Exploring the AirBnB Dataset in Python

Step 1: Importing Necessary Libraries and Loading the AirBNB Dataset
This script imports essential data manipulation and visualization libraries, loads an Airbnb dataset from a CSV file, and displays the first few rows of the dataset. This initial step helps in understanding the structure and content of the data before performing further analysis or visualization.

In [None]:
import pandas as pd
import matplotlib.pyplot as plt
import seaborn as sns

# Load the dataset
file_path = "C:\\Users\\LENOVO\\Downloads\\Airbnb_Open_Data.csv"
df = pd.read_csv(file_path)
print(df.head())

Step 2: Check the column names in the Dataset

In [None]:
df.columns

Step 3: Check for Missing Values

In [None]:
print(df.isnull().sum())

Step 4: Handle Missing Values
This code ensures that the 'last review' column is properly formatted as datetime, missing values in key columns are appropriately handled, and incomplete records are removed, preparing the dataset for further analysis or visualization.

In [8]:
# Convert 'last review' to datetime and handle errors
df['last review'] = pd.to_datetime(df['last review'], errors='coerce')

# Fill missing values
df.fillna({'reviews per month': 0, 'last review': df['last review'].min()}, inplace=True)

# Drop records with missing 'name' or 'host name'
df.dropna(subset=['NAME', 'host name'], inplace=True)

Step 5: Correct Data Types
Ensure that all columns have the correct data types.

In [None]:
# Remove dollar signs and convert to float
df['price'] = df['price'].replace('[\$,]', '', regex=True).astype(float)
df['service fee'] = df['service fee'].replace('[\$,]', '', regex=True).astype(float)

Step 6: Remove Duplicates
Check for and remove any duplicate records.

In [10]:
df.drop_duplicates(inplace=True)

Step 7: Confirm Data Cleaning
Verify that the data cleaning steps were successful.

In [None]:
print(df.info())

Step 8: Descriptive Statistics
The df.describe() function in pandas generates descriptive statistics that summarize the central tendency, dispersion, and shape of a dataset’s distribution, excluding NaN values.

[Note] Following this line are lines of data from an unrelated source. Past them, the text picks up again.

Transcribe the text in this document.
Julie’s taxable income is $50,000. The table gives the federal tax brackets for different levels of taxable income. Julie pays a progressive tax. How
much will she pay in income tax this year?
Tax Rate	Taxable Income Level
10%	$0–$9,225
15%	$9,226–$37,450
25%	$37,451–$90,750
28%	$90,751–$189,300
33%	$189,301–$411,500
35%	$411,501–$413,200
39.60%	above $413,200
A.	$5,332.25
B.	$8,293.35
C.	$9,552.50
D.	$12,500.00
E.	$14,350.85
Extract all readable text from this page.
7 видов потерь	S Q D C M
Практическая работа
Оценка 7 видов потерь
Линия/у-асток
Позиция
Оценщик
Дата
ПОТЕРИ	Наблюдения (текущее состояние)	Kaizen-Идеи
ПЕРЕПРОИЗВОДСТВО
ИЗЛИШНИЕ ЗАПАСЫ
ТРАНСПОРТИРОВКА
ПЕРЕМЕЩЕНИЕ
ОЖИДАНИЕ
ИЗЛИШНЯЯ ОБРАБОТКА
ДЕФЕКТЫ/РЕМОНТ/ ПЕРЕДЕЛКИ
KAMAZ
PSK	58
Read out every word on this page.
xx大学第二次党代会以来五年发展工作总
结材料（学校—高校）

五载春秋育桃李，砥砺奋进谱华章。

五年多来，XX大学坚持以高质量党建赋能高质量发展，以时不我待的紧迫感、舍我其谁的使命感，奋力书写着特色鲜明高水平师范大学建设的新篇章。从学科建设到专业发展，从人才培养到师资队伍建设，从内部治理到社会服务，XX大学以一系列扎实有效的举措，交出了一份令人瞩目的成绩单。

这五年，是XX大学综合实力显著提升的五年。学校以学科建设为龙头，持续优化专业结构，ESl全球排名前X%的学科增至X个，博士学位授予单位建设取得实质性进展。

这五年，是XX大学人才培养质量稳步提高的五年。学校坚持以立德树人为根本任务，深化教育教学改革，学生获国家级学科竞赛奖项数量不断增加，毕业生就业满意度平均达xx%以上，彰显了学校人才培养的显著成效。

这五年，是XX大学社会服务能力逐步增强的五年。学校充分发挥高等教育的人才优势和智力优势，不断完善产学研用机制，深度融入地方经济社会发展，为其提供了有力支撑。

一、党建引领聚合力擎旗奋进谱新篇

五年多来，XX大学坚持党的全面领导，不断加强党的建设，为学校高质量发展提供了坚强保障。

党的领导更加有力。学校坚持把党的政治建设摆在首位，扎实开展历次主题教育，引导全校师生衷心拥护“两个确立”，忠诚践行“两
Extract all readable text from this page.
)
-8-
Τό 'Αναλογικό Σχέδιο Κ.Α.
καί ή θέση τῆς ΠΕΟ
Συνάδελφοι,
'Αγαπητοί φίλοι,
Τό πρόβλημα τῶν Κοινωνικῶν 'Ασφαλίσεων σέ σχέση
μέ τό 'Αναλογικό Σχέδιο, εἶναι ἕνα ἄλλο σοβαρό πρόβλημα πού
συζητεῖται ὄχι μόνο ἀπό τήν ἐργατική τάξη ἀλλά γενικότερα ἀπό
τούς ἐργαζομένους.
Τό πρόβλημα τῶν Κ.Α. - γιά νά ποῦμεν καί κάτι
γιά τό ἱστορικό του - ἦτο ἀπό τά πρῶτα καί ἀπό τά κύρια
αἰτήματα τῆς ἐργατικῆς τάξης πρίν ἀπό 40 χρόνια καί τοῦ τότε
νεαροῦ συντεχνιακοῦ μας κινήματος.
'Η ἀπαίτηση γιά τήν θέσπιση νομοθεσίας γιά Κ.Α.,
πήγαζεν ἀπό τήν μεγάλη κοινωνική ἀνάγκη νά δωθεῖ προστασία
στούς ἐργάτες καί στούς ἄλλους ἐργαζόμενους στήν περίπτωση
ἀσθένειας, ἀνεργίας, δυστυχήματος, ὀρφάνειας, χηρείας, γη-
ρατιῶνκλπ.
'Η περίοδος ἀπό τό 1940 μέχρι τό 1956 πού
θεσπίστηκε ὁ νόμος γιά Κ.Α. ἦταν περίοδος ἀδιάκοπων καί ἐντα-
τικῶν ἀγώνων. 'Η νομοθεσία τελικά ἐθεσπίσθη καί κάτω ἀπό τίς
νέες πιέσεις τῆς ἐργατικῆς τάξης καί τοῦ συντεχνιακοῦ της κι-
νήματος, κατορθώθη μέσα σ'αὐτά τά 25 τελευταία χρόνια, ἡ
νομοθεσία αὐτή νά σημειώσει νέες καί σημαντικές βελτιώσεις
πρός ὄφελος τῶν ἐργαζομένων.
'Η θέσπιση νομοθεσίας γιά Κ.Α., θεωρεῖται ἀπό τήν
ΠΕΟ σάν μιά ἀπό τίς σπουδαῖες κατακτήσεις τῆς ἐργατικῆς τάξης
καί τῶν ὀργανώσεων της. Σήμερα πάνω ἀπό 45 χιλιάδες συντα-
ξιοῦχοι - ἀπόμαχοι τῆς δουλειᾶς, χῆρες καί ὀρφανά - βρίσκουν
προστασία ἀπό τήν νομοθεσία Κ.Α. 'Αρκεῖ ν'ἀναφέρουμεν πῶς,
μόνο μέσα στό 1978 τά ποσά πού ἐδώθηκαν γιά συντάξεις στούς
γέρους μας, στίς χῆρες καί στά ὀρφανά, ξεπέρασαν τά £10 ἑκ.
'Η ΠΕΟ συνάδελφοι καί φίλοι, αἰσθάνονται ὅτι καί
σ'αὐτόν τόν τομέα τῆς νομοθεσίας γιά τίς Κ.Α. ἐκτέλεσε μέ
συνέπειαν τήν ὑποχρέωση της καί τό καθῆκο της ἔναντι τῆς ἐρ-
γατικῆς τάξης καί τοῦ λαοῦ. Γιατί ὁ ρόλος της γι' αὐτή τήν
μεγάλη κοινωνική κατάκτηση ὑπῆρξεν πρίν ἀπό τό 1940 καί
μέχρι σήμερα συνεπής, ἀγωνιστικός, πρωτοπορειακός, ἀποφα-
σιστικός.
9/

This function is useful for understanding the basic statistical properties of the data.

In [None]:
print(df.describe())

Step 9: Visualization
Distribution of Prices
Plot the distribution of listing prices.

In [None]:
plt.figure(figsize=(10, 6))
sns.histplot(df['price'], bins=50, kde=True)
plt.title('Distribution of Listing Prices')
plt.xlabel('Price ($)')
plt.ylabel('Frequency')
plt.show()

Room Type Analysis
Analyze the distribution of different room types.

In [None]:
plt.figure(figsize=(8, 5))
sns.countplot(x='room type', data=df , color='hotpink')
plt.title('Room Type Distribution')
plt.xlabel('Room Type')
plt.ylabel('Count')
plt.show()

Neighborhood Analysis
Examine how listings are distributed across different neighborhoods.

In [None]:
plt.figure(figsize=(12, 8))
sns.countplot(y='neighbourhood group', data=df,color="lightgreen" , order=df['neighbourhood group'].value_counts().index)
plt.title('Number of Listings by Neighborhood Group')
plt.xlabel('Count')
plt.ylabel('Neighborhood Group')
plt.show()

Price vs. Room Type
Visualize the relationship between price and room type.

In [None]:
plt.figure(figsize=(10, 6))
sns.boxplot(x='room type', y='price', hue='room type', data=df, palette='Set2')
plt.title('Price vs. Room Type')
plt.xlabel('Room Type')
plt.ylabel('Price ($)')
plt.legend(title='Room Type')
plt.show()

Reviews Over Time
Plot the number of reviews over time.

In [None]:
df['last review'] = pd.to_datetime(df['last review'])
reviews_over_time = df.groupby(df['last review'].dt.to_period('M')).size()

plt.figure(figsize=(12, 6))
reviews_over_time.plot(kind='line',color='red')
plt.title('Number of Reviews Over Time')
plt.xlabel('Date')
plt.ylabel('Number of Reviews')
plt.show()

Key Insights From Exploratory Data Analysis of AirBnB Dataset
The key insights derived from the exploratory data analysis are discussed below:

1.Pricing Distribution:
Most Airbnb listings are priced within a moderate range.
There are a few high-priced outliers, indicating some premium listings with significantly higher prices.

2.Room Type Distribution:
The majority of listings are either entire homes/apartments or private rooms.
Shared rooms and hotel rooms constitute a very small portion of the listings.

3.Geographical Distribution:
Listings are predominantly concentrated in popular areas like Brooklyn and Manhattan.
Other boroughs such as Queens, Bronx, and Staten Island have fewer listings.

4.Price Comparison by Room Type:
Entire homes/apartments generally cost more than private rooms.
Shared rooms tend to have the lowest prices among the room types.

5.Seasonal Trends in Reviews:
There are observable seasonal trends in the number of reviews.
Certain months experience higher review activity.


Conclusion
EDA helps us understand the main trends and patterns in the AirBnB dataset. We found that most listings are reasonably priced, with popular areas having the highest concentration of listings. Entire homes/apartments are typically more expensive than private rooms. Additionally, review patterns show seasonal variations. These insights can guide both hosts and guests in making informed decisions.